How does a public problem disappear from political and media agendas? The accident in the Fukushima Dai-ichi nuclear power plant in 2011 was considered as a major catastrophe and immediately became a public problem claimed by political actors and NGOs as questioning the nuclear energy policies across a number of European countries.
However, five years after, the accident has largely disappeared from European political agendas and obtains very little media attention, compared to the Chernobyl accident in 1986.
This Paper contributes to explaining this phenomenon by studying the mechanisms through which transnational nuclear safety regulators, in cooperation with international organizations such as the IAEA, have been able to appropriate the Fukushima accident.

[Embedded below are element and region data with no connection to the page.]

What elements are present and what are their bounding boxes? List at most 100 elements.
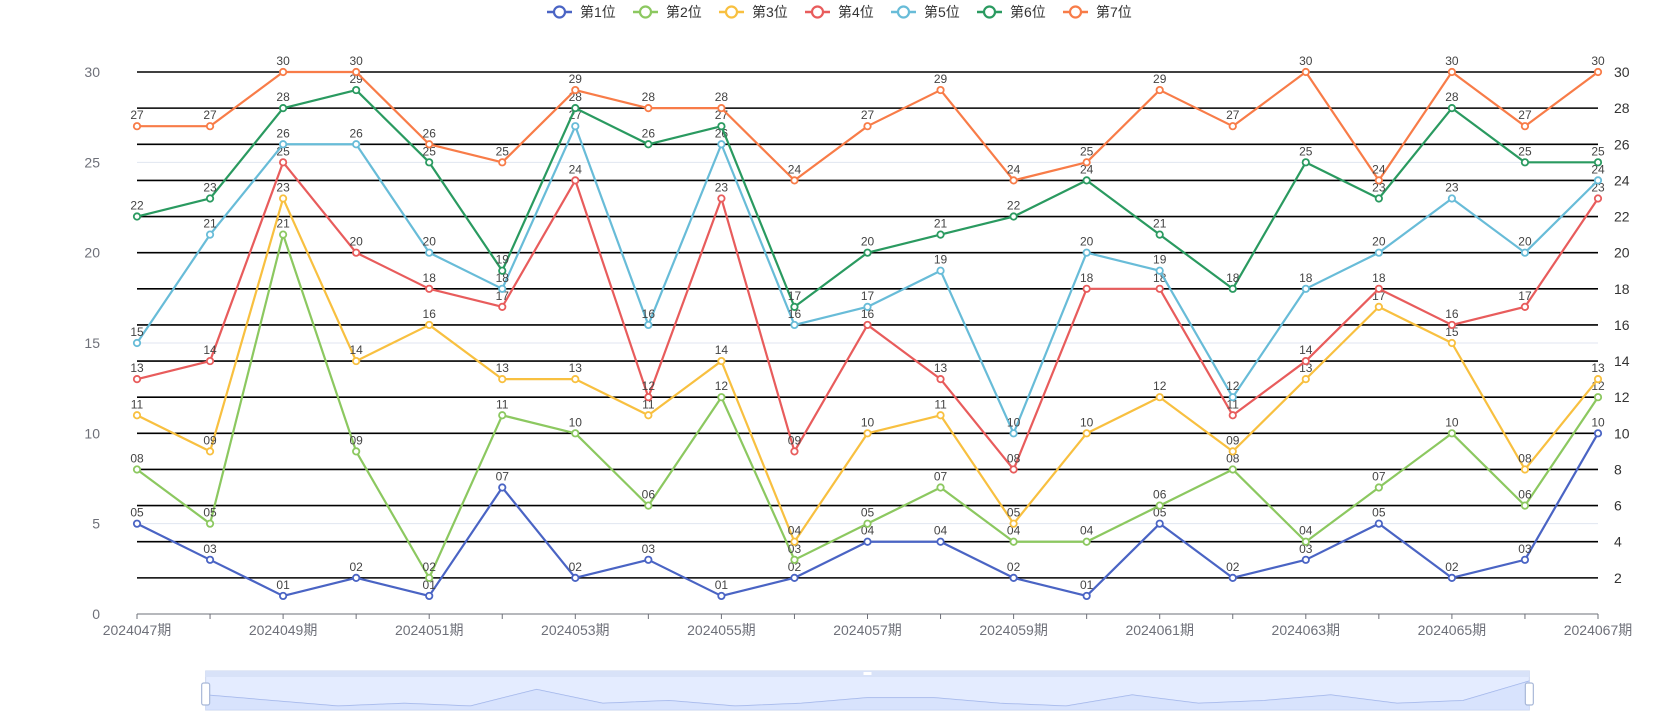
data-point[interactable] (352, 67, 361, 77)
data-point[interactable] (1009, 537, 1018, 546)
data-point[interactable] (863, 537, 872, 546)
data-point[interactable] (1447, 573, 1457, 582)
data-point[interactable] (1593, 158, 1603, 167)
data-point[interactable] (352, 356, 361, 366)
data-point[interactable] (1447, 320, 1457, 330)
data-point[interactable] (1082, 158, 1091, 167)
data-point[interactable] (1082, 176, 1091, 185)
data-point[interactable] (571, 104, 580, 113)
data-point[interactable] (863, 248, 872, 257)
legend-item-4[interactable]: 第4位 (805, 4, 874, 20)
data-point[interactable] (936, 266, 945, 275)
data-point[interactable] (1520, 248, 1530, 257)
data-point[interactable] (498, 411, 507, 420)
data-point[interactable] (1155, 284, 1164, 293)
data-point[interactable] (1374, 194, 1383, 203)
data-point[interactable] (278, 230, 288, 239)
legend-item-6[interactable]: 第6位 (977, 4, 1046, 20)
data-point[interactable] (1082, 591, 1091, 601)
data-point[interactable] (571, 85, 580, 95)
data-point[interactable] (863, 519, 872, 528)
data-point[interactable] (1447, 104, 1457, 113)
data-point[interactable] (132, 519, 142, 528)
data-point[interactable] (1520, 555, 1530, 564)
data-point[interactable] (863, 122, 872, 131)
data-point[interactable] (644, 320, 653, 330)
data-zoom-slider[interactable] (137, 670, 1598, 711)
data-point[interactable] (1155, 230, 1164, 239)
data-point[interactable] (1155, 519, 1164, 528)
data-point[interactable] (1520, 501, 1530, 510)
data-point[interactable] (571, 122, 580, 131)
data-point[interactable] (790, 320, 799, 330)
data-point[interactable] (425, 591, 434, 601)
data-point[interactable] (425, 320, 434, 330)
legend-item-2[interactable]: 第2位 (633, 4, 702, 20)
data-point[interactable] (1593, 429, 1603, 438)
data-point[interactable] (1301, 537, 1310, 546)
data-point[interactable] (425, 573, 434, 582)
data-point[interactable] (717, 393, 726, 402)
data-point[interactable] (1082, 284, 1091, 293)
data-point[interactable] (1374, 302, 1383, 311)
data-point[interactable] (1228, 465, 1237, 474)
data-point[interactable] (936, 537, 945, 546)
data-point[interactable] (205, 230, 215, 239)
data-point[interactable] (936, 230, 945, 239)
data-point[interactable] (1374, 248, 1383, 257)
data-point[interactable] (132, 411, 142, 420)
data-point[interactable] (132, 212, 142, 221)
data-point[interactable] (498, 158, 507, 167)
data-point[interactable] (717, 104, 726, 113)
data-point[interactable] (425, 248, 434, 257)
data-point[interactable] (1155, 266, 1164, 275)
data-point[interactable] (1520, 302, 1530, 311)
data-point[interactable] (1593, 67, 1603, 77)
data-point[interactable] (1593, 176, 1603, 185)
data-point[interactable] (1082, 537, 1091, 546)
data-point[interactable] (352, 85, 361, 95)
data-point[interactable] (1447, 429, 1457, 438)
data-point[interactable] (425, 284, 434, 293)
data-point[interactable] (571, 375, 580, 384)
data-point[interactable] (1082, 248, 1091, 257)
data-point[interactable] (498, 266, 507, 275)
data-point[interactable] (644, 411, 653, 420)
data-point[interactable] (1009, 519, 1018, 528)
data-point[interactable] (571, 176, 580, 185)
data-point[interactable] (936, 483, 945, 492)
data-point[interactable] (205, 519, 215, 528)
data-point[interactable] (132, 338, 142, 348)
data-point[interactable] (1301, 555, 1310, 564)
data-point[interactable] (1374, 519, 1383, 528)
data-point[interactable] (132, 465, 142, 474)
data-point[interactable] (1082, 429, 1091, 438)
data-point[interactable] (1155, 393, 1164, 402)
data-point[interactable] (1228, 573, 1237, 582)
data-point[interactable] (1228, 284, 1237, 293)
data-point[interactable] (498, 483, 507, 492)
data-point[interactable] (1447, 194, 1457, 203)
data-point[interactable] (278, 158, 288, 167)
data-point[interactable] (1228, 122, 1237, 131)
data-point[interactable] (644, 393, 653, 402)
data-point[interactable] (790, 573, 799, 582)
data-point[interactable] (205, 555, 215, 564)
data-point[interactable] (498, 375, 507, 384)
data-point[interactable] (1593, 375, 1603, 384)
data-point[interactable] (278, 104, 288, 113)
data-point[interactable] (352, 573, 361, 582)
data-point[interactable] (790, 555, 799, 564)
data-point[interactable] (425, 158, 434, 167)
data-point[interactable] (863, 302, 872, 311)
data-point[interactable] (1301, 284, 1310, 293)
data-point[interactable] (498, 284, 507, 293)
data-point[interactable] (278, 140, 288, 149)
data-point[interactable] (352, 248, 361, 257)
data-point[interactable] (790, 176, 799, 185)
data-point[interactable] (790, 302, 799, 311)
data-point[interactable] (863, 429, 872, 438)
data-point[interactable] (571, 573, 580, 582)
data-point[interactable] (571, 429, 580, 438)
data-point[interactable] (205, 122, 215, 131)
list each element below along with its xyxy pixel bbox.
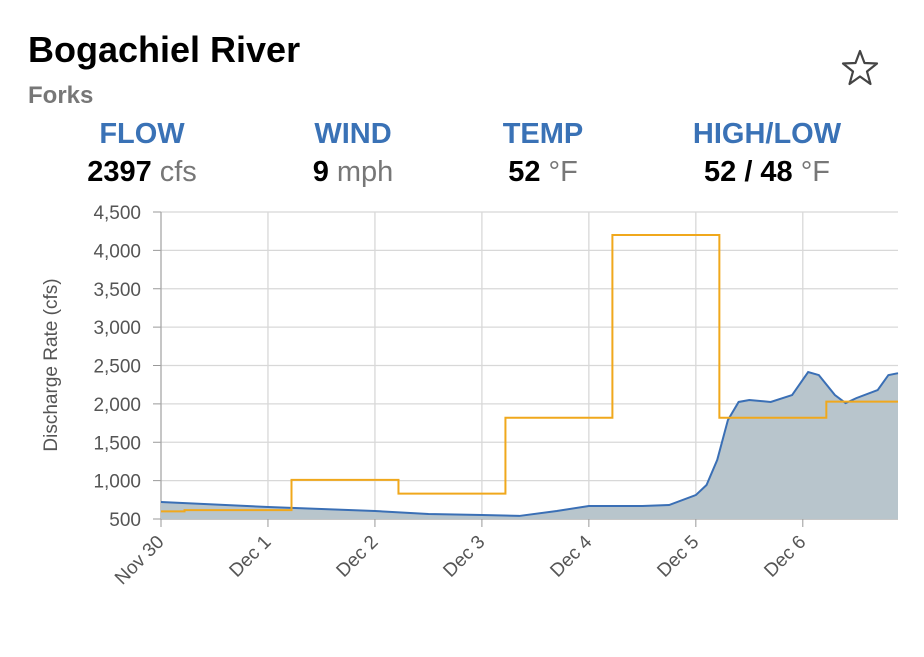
stat-value: 52 °F <box>508 156 578 188</box>
y-axis-label: Discharge Rate (cfs) <box>41 278 62 451</box>
subtitle: Forks <box>28 82 93 109</box>
y-tick-label: 3,000 <box>93 318 141 339</box>
stat-number: 9 <box>313 156 329 188</box>
stat-label: TEMP <box>503 118 584 150</box>
favorite-star[interactable] <box>841 49 879 86</box>
title: Bogachiel River <box>28 29 300 70</box>
stat-label: WIND <box>314 118 391 150</box>
stat-unit: mph <box>337 156 393 188</box>
x-tick-label: Dec 3 <box>439 532 489 582</box>
x-tick-label: Dec 6 <box>760 532 810 582</box>
stat-unit: °F <box>548 156 577 188</box>
y-tick-label: 500 <box>109 510 141 531</box>
stat-value: 52 / 48 °F <box>704 156 830 188</box>
stat-unit: °F <box>801 156 830 188</box>
stat-unit: cfs <box>160 156 197 188</box>
area <box>161 372 898 519</box>
stat-number: 52 <box>508 156 540 188</box>
y-tick-label: 2,000 <box>93 395 141 416</box>
line <box>161 234 898 513</box>
y-tick-label: 4,500 <box>93 203 141 224</box>
y-tick-label: 1,500 <box>93 433 141 454</box>
stat-number: 52 / 48 <box>704 156 793 188</box>
y-tick-label: 2,500 <box>93 357 141 378</box>
x-tick-label: Dec 2 <box>333 532 383 582</box>
x-tick-label: Nov 30 <box>111 532 168 589</box>
line <box>160 370 899 517</box>
y-tick-label: 1,000 <box>93 472 141 493</box>
stat-number: 2397 <box>87 156 152 188</box>
stat-value: 9 mph <box>313 156 394 188</box>
x-tick-label: Dec 5 <box>653 532 703 582</box>
x-tick-label: Dec 1 <box>226 532 276 582</box>
stat-label: HIGH/LOW <box>693 118 842 150</box>
stat-label: FLOW <box>99 118 185 150</box>
stat-value: 2397 cfs <box>87 156 197 188</box>
y-tick-label: 3,500 <box>93 280 141 301</box>
chart: 500 1,000 1,500 2,000 2,500 3,000 3,500 4,000 4,… <box>41 203 899 589</box>
y-tick-label: 4,000 <box>93 241 141 262</box>
x-tick-label: Dec 4 <box>546 531 596 581</box>
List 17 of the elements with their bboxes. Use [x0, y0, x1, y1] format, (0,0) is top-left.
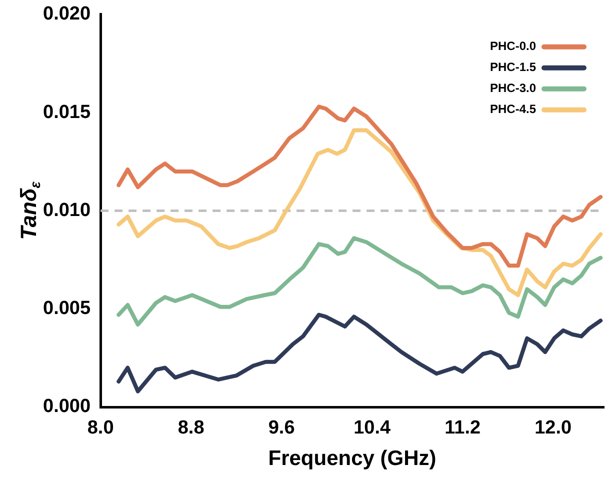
- y-axis-title: Tanδε: [16, 181, 43, 240]
- x-tick-label: 10.4: [354, 418, 391, 439]
- x-tick-label: 11.2: [444, 418, 481, 439]
- legend-label: PHC-1.5: [490, 60, 536, 74]
- x-tick-label: 9.6: [268, 418, 295, 439]
- x-tick-label: 8.8: [178, 418, 204, 439]
- legend-label: PHC-4.5: [490, 102, 536, 116]
- legend-label: PHC-3.0: [490, 81, 536, 96]
- x-tick-label: 12.0: [534, 418, 572, 439]
- y-tick-label: 0.010: [43, 200, 91, 221]
- y-tick-label: 0.000: [43, 396, 91, 418]
- y-tick-label: 0.020: [43, 4, 91, 25]
- x-axis-title: Frequency (GHz): [268, 447, 436, 470]
- y-tick-label: 0.005: [43, 298, 91, 320]
- x-tick-label: 8.0: [87, 418, 114, 439]
- y-tick-label: 0.015: [43, 102, 91, 123]
- legend-label: PHC-0.0: [490, 39, 536, 54]
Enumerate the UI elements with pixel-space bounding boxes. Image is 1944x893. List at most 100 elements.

Based on a comparative study of the political and media agendas in France, Germany and the UK, as well as the use of ethnographic data from the transnational organizations of nuclear safety regulation, we will show how these actors have succeeded in defining the catastrophe as a problem for nuclear safety, by displacing the issue into the European-wide procedure of the “stress-tests”, which can be controlled and tested through their regular instruments.
Although this process is translated differently into diverse national settings, it contributes to weaken nuclear safety as a potential vector in the public debate, thereby restraining the range of means of contestation regarding nuclear energy and limiting the pressure to take a political decision in reaction to the accident.